A STATUTE AIMED at suppressing protests against oil and gas pipelines has been signed into law in Oklahoma, as a related bill advances through the state legislature. The two bills are part of a nationwide trend in anti-protest laws meant to significantly increase legal penalties for civil disobedience. The Oklahoma law signed this week is unique, however, in its broad targeting of groups “conspiring” with protesters accused of trespassing. It takes aim at environmental organizations Republicans have blamed for anti-pipeline protests that have become costly for local governments.
The statute Oklahoma Gov. Mary Fallin approved Wednesday was rushed into immediate effect under a provision that declared the situation “an emergency.” It will dramatically increase penalties against protesters who trespass on property containing a “critical infrastructure facility.”
Under the newly signed trespassing law individuals will face a felony and a minimum $10,000 fine if a court determines they entered property intending to damage, vandalize, deface, “impede or inhibit operations of the facility.” Should the trespasser actually succeed in “tampering” with the infrastructure, they face a $100,000 fine or 10 years of imprisonment.
Significantly, the statute also implicates any organization “found to be a conspirator” with the trespasser, threatening collaborator groups with a fine “ten times” that imposed on the intruder — as much as $1 million in cases involving damage.
A section of the law defining “critical infrastructure” includes various types of fossil fuel facilities. Oklahoma is a center of the oil and gas industry and home of the self-styled “Pipeline Crossroads of the World” in Cushing. The state has seen a dramatic increase in earthquakes since the nation’s fracking boom began, as companies began pumping wastewater produced from hydraulic fracturing underground. The Oklahoma Oil and Gas Association is a supporter of the legislation.

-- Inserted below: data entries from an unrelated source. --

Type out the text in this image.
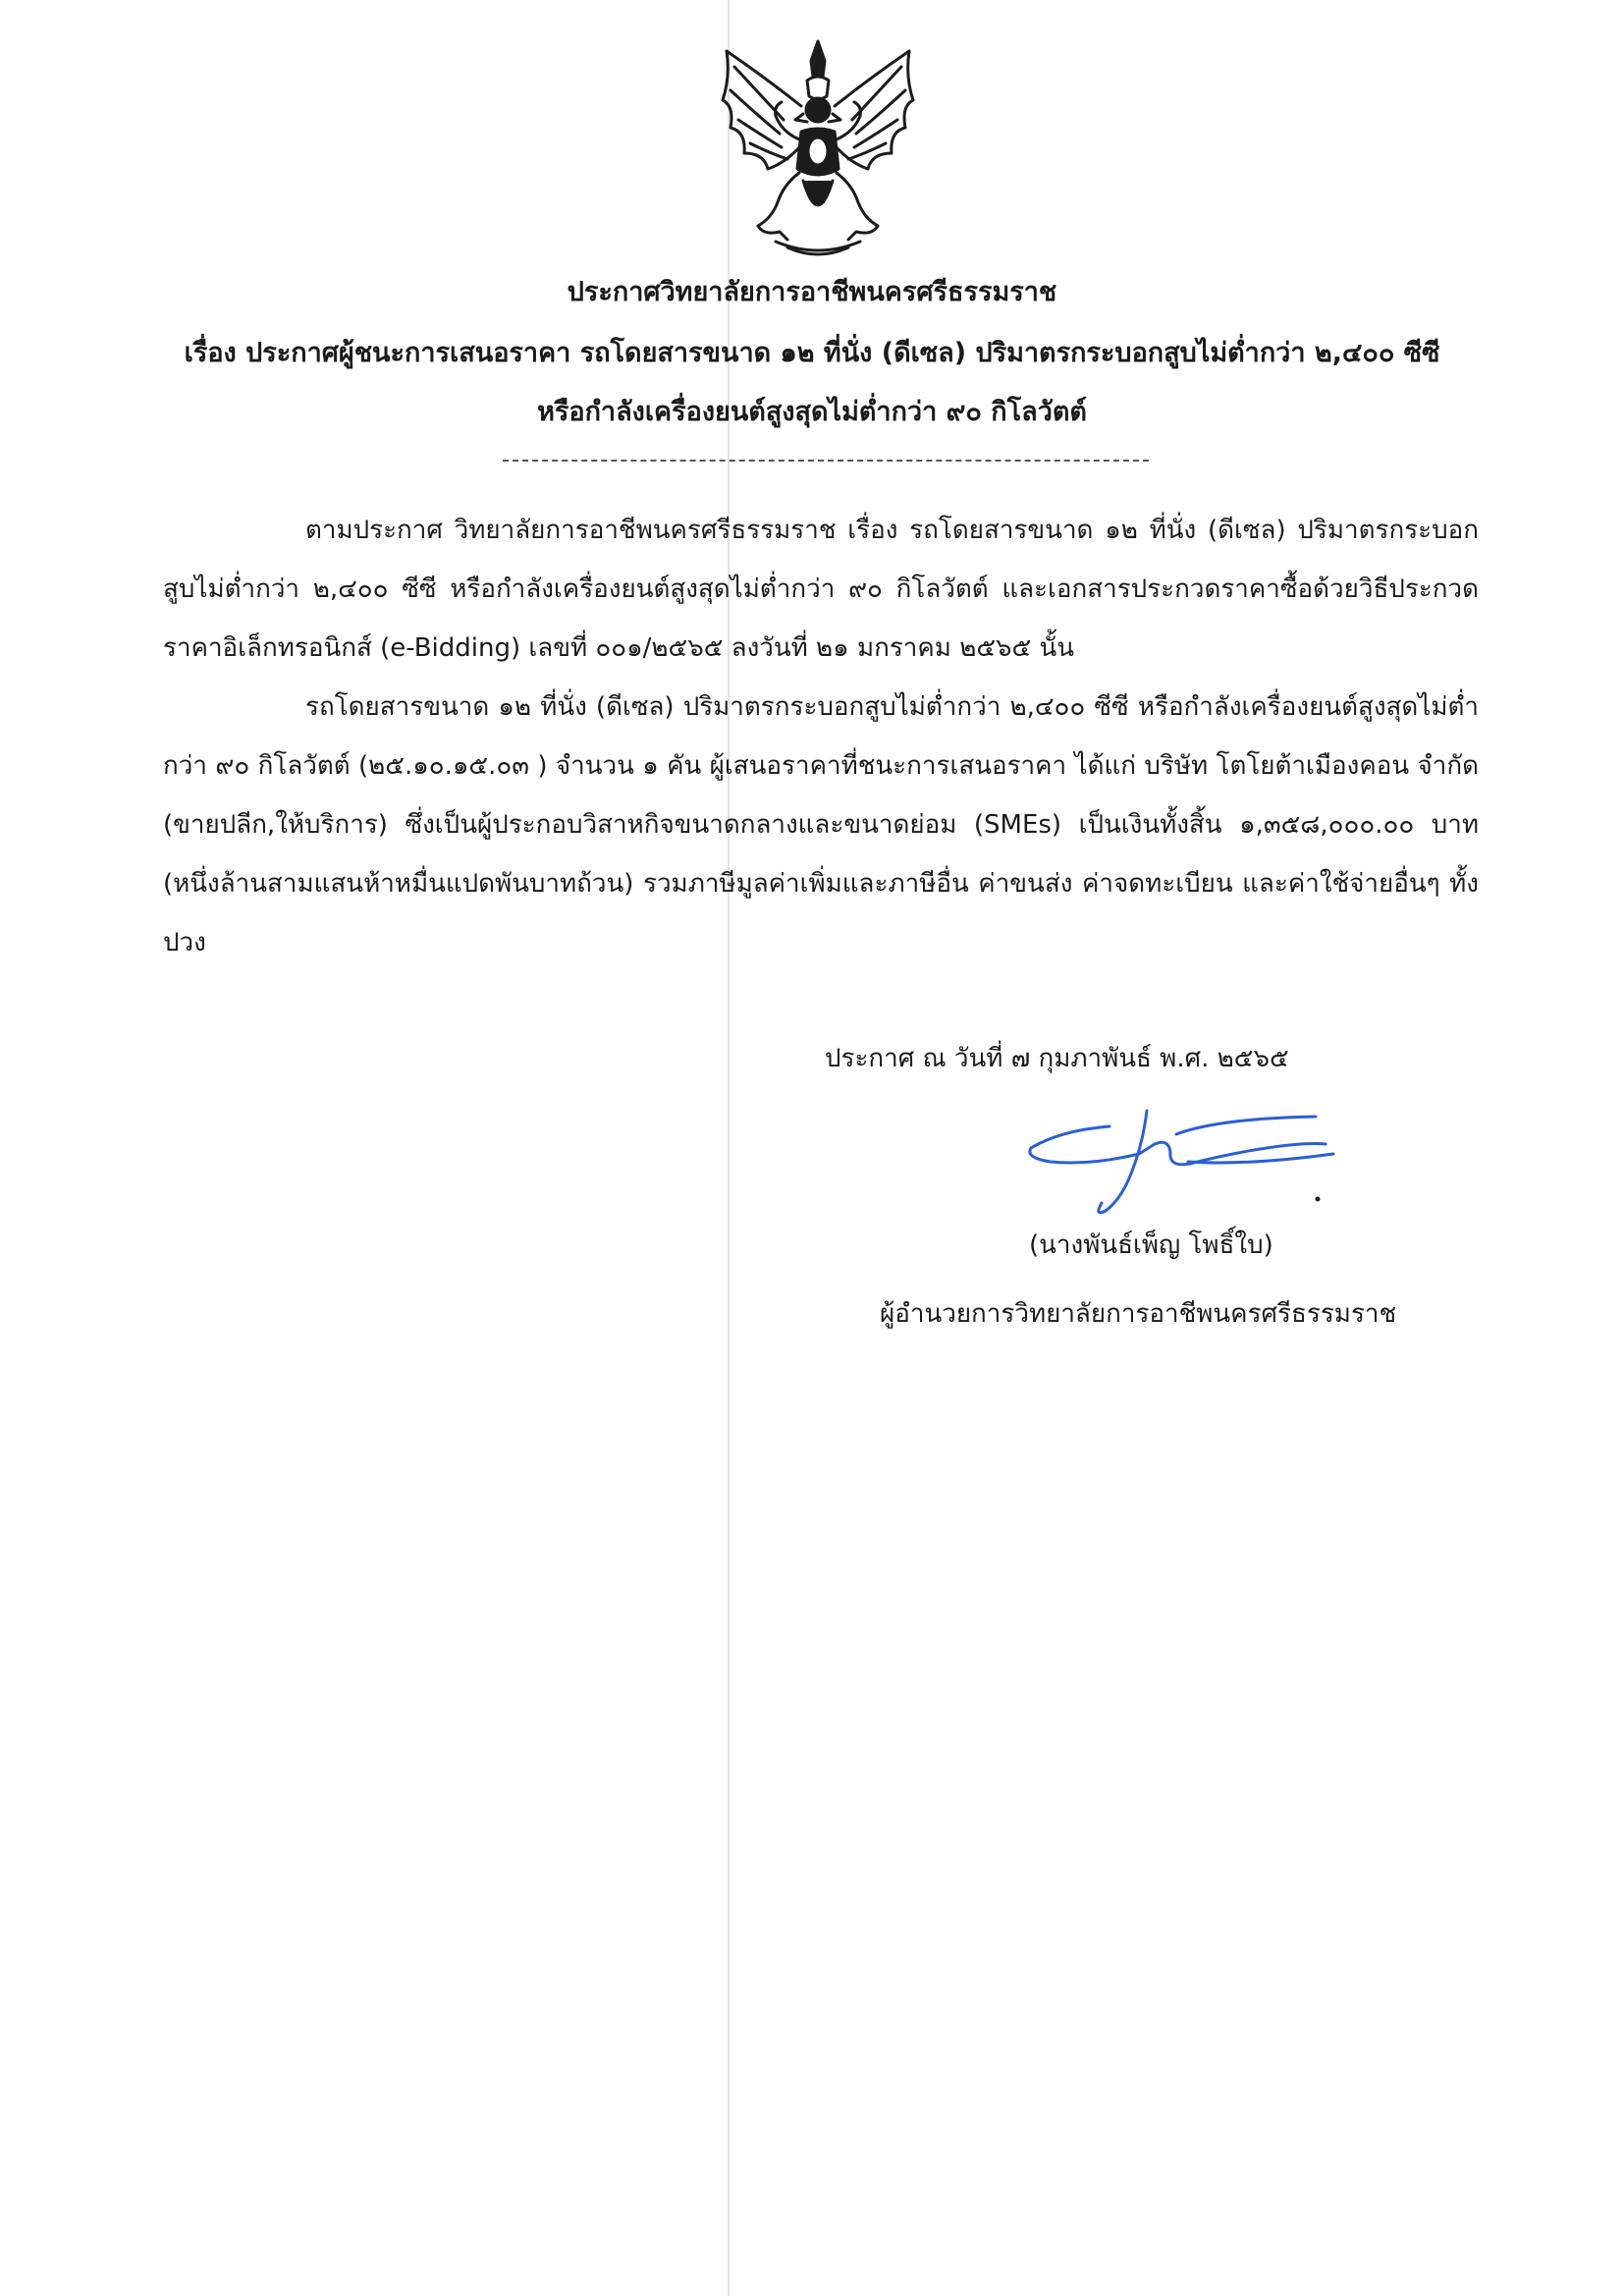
ประกาศวิทยาลัยการอาชีพนครศรีธรรมราช
เรื่อง ประกาศผู้ชนะการเสนอราคา รถโดยสารขนาด ๑๒ ที่นั่ง (ดีเซล) ปริมาตรกระบอกสูบไม่ต่ำกว่า ๒,๔๐๐ ซีซี
หรือกำลังเครื่องยนต์สูงสุดไม่ต่ำกว่า ๙๐ กิโลวัตต์
ตามประกาศ วิทยาลัยการอาชีพนครศรีธรรมราช เรื่อง รถโดยสารขนาด ๑๒ ที่นั่ง (ดีเซล) ปริมาตรกระบอกสูบไม่ต่ำกว่า ๒,๔๐๐ ซีซี หรือกำลังเครื่องยนต์สูงสุดไม่ต่ำกว่า ๙๐ กิโลวัตต์ และเอกสารประกวดราคาซื้อด้วยวิธีประกวดราคาอิเล็กทรอนิกส์ (e-Bidding) เลขที่ ๐๐๑/๒๕๖๕ ลงวันที่ ๒๑ มกราคม ๒๕๖๕ นั้น
รถโดยสารขนาด ๑๒ ที่นั่ง (ดีเซล) ปริมาตรกระบอกสูบไม่ต่ำกว่า ๒,๔๐๐ ซีซี หรือกำลังเครื่องยนต์สูงสุดไม่ต่ำกว่า ๙๐ กิโลวัตต์ (๒๕.๑๐.๑๕.๐๓ ) จำนวน ๑ คัน ผู้เสนอราคาที่ชนะการเสนอราคา ได้แก่ บริษัท โตโยต้าเมืองคอน จำกัด (ขายปลีก,ให้บริการ) ซึ่งเป็นผู้ประกอบวิสาหกิจขนาดกลางและขนาดย่อม (SMEs) เป็นเงินทั้งสิ้น ๑,๓๕๘,๐๐๐.๐๐ บาท (หนึ่งล้านสามแสนห้าหมื่นแปดพันบาทถ้วน) รวมภาษีมูลค่าเพิ่มและภาษีอื่น ค่าขนส่ง ค่าจดทะเบียน และค่าใช้จ่ายอื่นๆ ทั้งปวง
ประกาศ ณ วันที่ ๗ กุมภาพันธ์ พ.ศ. ๒๕๖๕
(นางพันธ์เพ็ญ โพธิ์ใบ)
ผู้อำนวยการวิทยาลัยการอาชีพนครศรีธรรมราช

A second bill, passed by the Oklahoma House of Representatives Thursday, would permit “vicarious liability” for groups that “compensate” protesters accused of trespassing. The bill’s author reportedly called it a response to the Dakota Access pipeline protests, aimed directly at organizers fighting to stop the Diamond pipeline, a project of Valero and All American Pipeline that would transport oil from Oklahoma to Tennessee. Protests against the pipeline have already begun and construction is scheduled for completion before the end of the year.
The trope of the “professional protester” has long been a talking point for those who disagree with participants’ politics. It was used widely this year by Republicans frustrated by a series of anti-Trump protests after his election and inauguration. It was also used against demonstrators involved in massive actions in defiance of the Dakota Access pipeline in North Dakota, which were violently repressed by police. North Dakota Gov. Doug Burgum is seeking $38 million in compensation from the federal government for costs associated with the police response and with cleaning up resistance camps whose residents were evicted in February.
According to Public Radio Tulsa, Democrat Rep. Cory Williams demanded to know the definition of “compensation” under the liability bill. “Is it a check? Is it money? Is it staying at somebody’s house?” he asked.
“That would be for the courts to decide,” replied Rep. Mark McBride, the bill’s author.
Doug Parr has represented numerous environmental activists in Oklahoma protest cases. In an interview with The Intercept the attorney noted the liability bill’s loose wording. “Say they lock themselves to a piece of construction equipment, and a claim can be made that there were damages from that trespass,” Parr said. “Does this statute create a civil action for a pipeline company to then go after a person or organization that posted bond or helped pay for a lawyer for that civil disobedience?”
Parr noted that under the new trespassing law a violation as minor as spray-painting a message on an oil facility could plausibly lead to $100,000 in fines if a court determined it was “defacing equipment.”
And he said the law amplifies risks for groups that organize protest actions, who can’t always account for the diversity of tactics used by attendees. “Suppose an organization decides they want to support a perfectly legal, no civil disobedience, action,” he said. “Somebody in that crowd, who has come to the protest at the request of that organization, then jumps the fence and runs in there and spray-paints on a storage tank, ‘This equipment causes earthquakes. Shut it down.’ … These statutes could be used to attack that organization and impose financial liability on them.”